DumbDisplay app will extract results from the JSON as "id-value" pairs. For example, the "id" of the entry for "title" is "article.0.title", and the "value" is "<headline text>". The extracted "id-value" pairs will be passed back to ESP32 as "feedbacks". Here is how the sketch reads the "id-value" pairs

    String title = "";
    String imageUrl = "";
    while (!newsTunnel->eof()) {
        if (newsTunnel->count() > 0) {
            textLayer->print(".");
            String fieldId;
            String fieldValue;
            newsTunnel->read(fieldId, fieldValue);
            if (fieldId == "articles.0.title") {
                title = fieldValue;
            } else if (fieldId == "articles.0.urlToImage") {
                imageUrl = fieldValue;
            }
        }
    }

After getting title, the subroutine SynthesizeVoice is called to synthesize the text

    if (title.length() > 0) {
        textLayer->println(title);
        isIdle = false;
        String text = "[v1][h0]" + title;  // [V1]: volume @ level 1; [h0]: synthesize so as to read out English (as opposed to spell out) 
        if (englishOnly) {
            text = "[g2]" + text;          // [g2]: select English ... for reading out things like number
        } else {
            text = "[g1]" + text;          // [g1]: select Chinese ... for reading out things like number
        }
        SynthesizeVoice(text);
    }

And in case an image is associated with that piece of headline news, [image at] imageUrl is downloaded to DumbDisplay app, and displayed like

    if (imageUrl.length() > 0) {
        imageTunnel->reconnectTo(imageUrl);  // download the image
        while (true) {
            int result = imageTunnel->checkResult();
            if (result == 1) {
                imageLayer->drawImageFileFit(ImageFileName); 
            }
            if (result != 0) {
                break;
            }
        }
    }

Here is the subroutine SynthesizeVoice

void SynthesizeVoice(const String& text) {
    int text_len = text.length();  // text_len is actually the number of chars used to store the text (in UTF8 format)
    uint8_t buffer[2 * text_len];
    int len = StringToUnicode(text, buffer);  // convert text to UTF16 format
    int out_len = 2 + len;
    synthesizer.write((byte) 0xFD);                      // header
    synthesizer.write((byte) ((out_len & 0xFF00) > 8));  // data len: higher byte
    synthesizer.write((byte) (out_len & 0x00FF));        // data len: lower byte
    synthesizer.write((byte) 0x01);                      // command: synthesize
    synthesizer.write((byte) 0x03);                      // data encoding: UTF16
    synthesizer.write(buffer, len);                      // data (UTF16 text)
}

As shown, the text to synthesize will first be converted to UTF16 format (from UTF8, since Arduino String is UTF8). The data (converted text) are sent to XFS5152CE via UART, with the needed headers.

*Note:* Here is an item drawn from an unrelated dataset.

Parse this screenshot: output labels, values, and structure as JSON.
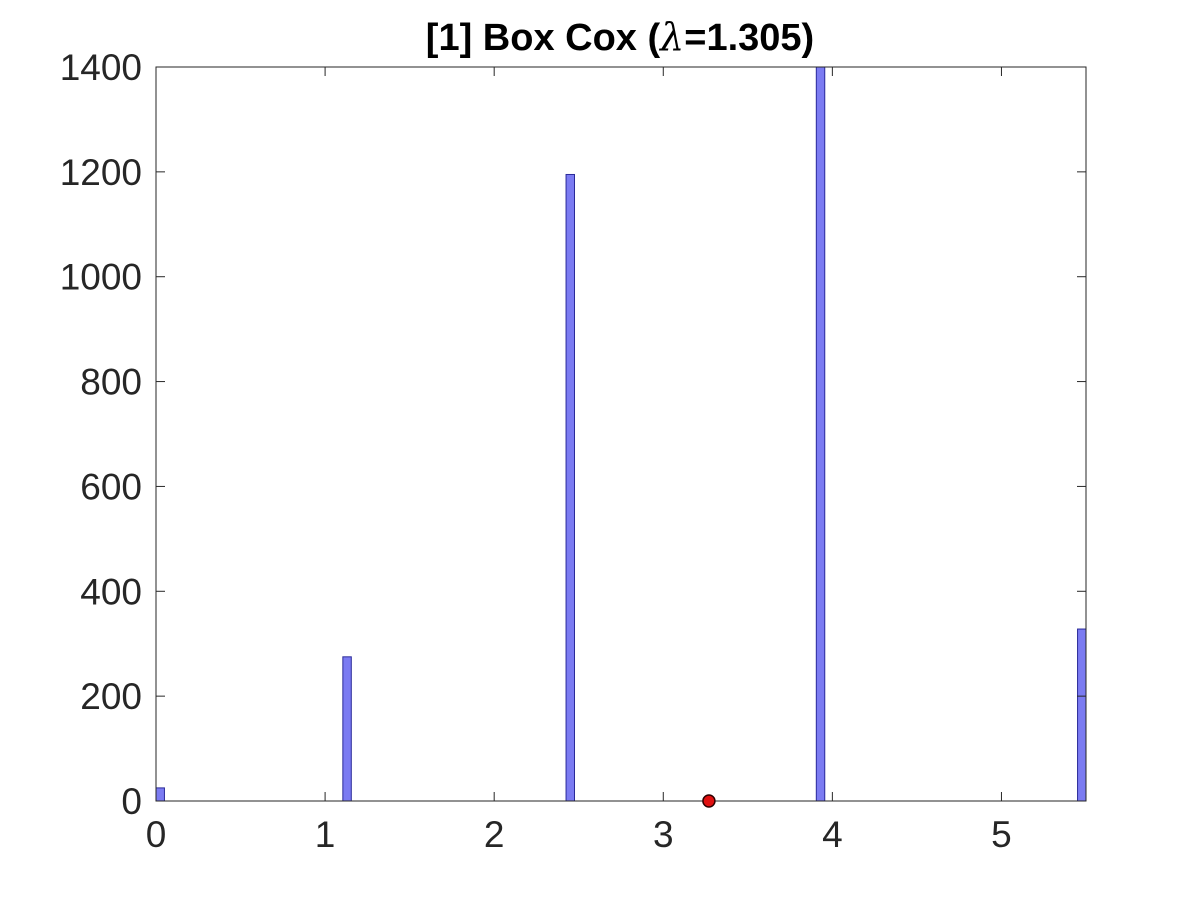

Similarly, arbitrary text you entered for synthesizing is handled by the subroutine HandleAdhocText like

void HandleAdhocText(const String& text) {
            ...
            isIdle = false;
            String text = "[v1][h0]" + text;
            if (englishOnly) {
                text = "[g2]" + text;
            } else {
                text = "[g1]" + text;
            }
            dumbdisplay.writeComment(text);
            SynthesizeVoice(text);
            ...
}